Although the convergence speed of ADI is the fastest among the three algorithms, its iteration format is relatively complex, in which two unknown Lyapunov equations need to be solved in each iteration step. Meanwhile, its convergence speed is related to the selection of parameters, Therefore, for solving large UALE, the low-rank ADI algorithms and more appropriate parameter selection methods should be considered.

(iii)

This paper only puts forward the simplest acceleration algorithm.

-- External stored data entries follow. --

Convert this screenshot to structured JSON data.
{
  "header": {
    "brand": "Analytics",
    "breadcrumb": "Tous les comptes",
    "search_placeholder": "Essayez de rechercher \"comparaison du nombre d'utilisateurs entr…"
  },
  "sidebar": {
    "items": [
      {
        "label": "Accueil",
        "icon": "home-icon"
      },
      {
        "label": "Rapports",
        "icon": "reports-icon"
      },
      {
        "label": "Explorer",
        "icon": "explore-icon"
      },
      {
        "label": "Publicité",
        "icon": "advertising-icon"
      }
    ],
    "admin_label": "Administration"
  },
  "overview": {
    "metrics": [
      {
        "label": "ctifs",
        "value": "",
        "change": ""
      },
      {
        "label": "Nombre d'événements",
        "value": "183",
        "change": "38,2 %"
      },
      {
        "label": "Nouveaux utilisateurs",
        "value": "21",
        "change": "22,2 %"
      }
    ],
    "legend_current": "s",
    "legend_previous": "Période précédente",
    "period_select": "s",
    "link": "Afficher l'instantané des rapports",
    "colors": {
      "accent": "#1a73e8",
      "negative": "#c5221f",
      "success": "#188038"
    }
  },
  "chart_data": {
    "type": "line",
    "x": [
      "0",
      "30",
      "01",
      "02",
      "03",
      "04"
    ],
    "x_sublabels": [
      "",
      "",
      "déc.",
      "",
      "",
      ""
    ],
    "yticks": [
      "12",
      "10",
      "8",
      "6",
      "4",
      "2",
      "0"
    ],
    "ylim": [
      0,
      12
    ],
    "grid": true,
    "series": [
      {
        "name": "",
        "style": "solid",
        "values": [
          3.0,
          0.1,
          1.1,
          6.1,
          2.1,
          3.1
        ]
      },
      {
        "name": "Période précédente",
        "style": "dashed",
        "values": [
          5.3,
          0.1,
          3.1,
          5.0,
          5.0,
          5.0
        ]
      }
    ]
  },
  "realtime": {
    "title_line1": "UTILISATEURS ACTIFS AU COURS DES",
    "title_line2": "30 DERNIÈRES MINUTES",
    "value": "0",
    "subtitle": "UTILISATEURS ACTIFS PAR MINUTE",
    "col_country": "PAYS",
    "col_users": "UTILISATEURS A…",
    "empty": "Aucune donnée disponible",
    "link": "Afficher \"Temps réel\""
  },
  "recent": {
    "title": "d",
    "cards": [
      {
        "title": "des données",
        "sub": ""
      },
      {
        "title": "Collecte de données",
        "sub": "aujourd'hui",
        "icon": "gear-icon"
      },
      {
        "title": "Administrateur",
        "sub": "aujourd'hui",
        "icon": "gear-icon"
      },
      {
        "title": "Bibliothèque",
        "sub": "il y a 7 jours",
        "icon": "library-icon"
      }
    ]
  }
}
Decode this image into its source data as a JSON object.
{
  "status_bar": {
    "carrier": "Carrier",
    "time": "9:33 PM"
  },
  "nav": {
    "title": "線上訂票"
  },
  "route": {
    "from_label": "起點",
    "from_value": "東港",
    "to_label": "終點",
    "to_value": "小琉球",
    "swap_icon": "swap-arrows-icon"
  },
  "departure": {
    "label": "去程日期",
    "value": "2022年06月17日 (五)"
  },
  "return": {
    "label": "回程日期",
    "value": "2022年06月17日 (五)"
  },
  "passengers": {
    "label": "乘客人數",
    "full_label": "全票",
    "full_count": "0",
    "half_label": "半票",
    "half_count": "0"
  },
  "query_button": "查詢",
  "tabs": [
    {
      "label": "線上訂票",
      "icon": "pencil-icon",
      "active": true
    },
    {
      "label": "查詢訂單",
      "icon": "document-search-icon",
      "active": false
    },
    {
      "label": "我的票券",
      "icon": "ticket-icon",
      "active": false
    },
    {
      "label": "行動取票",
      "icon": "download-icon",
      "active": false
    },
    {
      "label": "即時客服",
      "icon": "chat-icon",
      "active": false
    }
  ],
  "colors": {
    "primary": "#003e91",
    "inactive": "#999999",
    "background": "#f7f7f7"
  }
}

How to accelerate the iterative process more effectively is worth our further consideration.

5. Conclusions

UALE studied in this paper has important control system background. Based on the basic matrix inequalities and the properties of Schur complement, we give the upper and lower matrix bounds of positive definite solutions of UALE, and further prove the existence and uniqueness theorem of positive definite solutions of UALE. Meanwhile, we propose three numerical algorithms, including FP, AFP and ADI, to solve the positive definite solution of UALE. Numerical examples are given to demonstrate the good performances of the obtained bounds and the numerical algorithms proposed in this paper.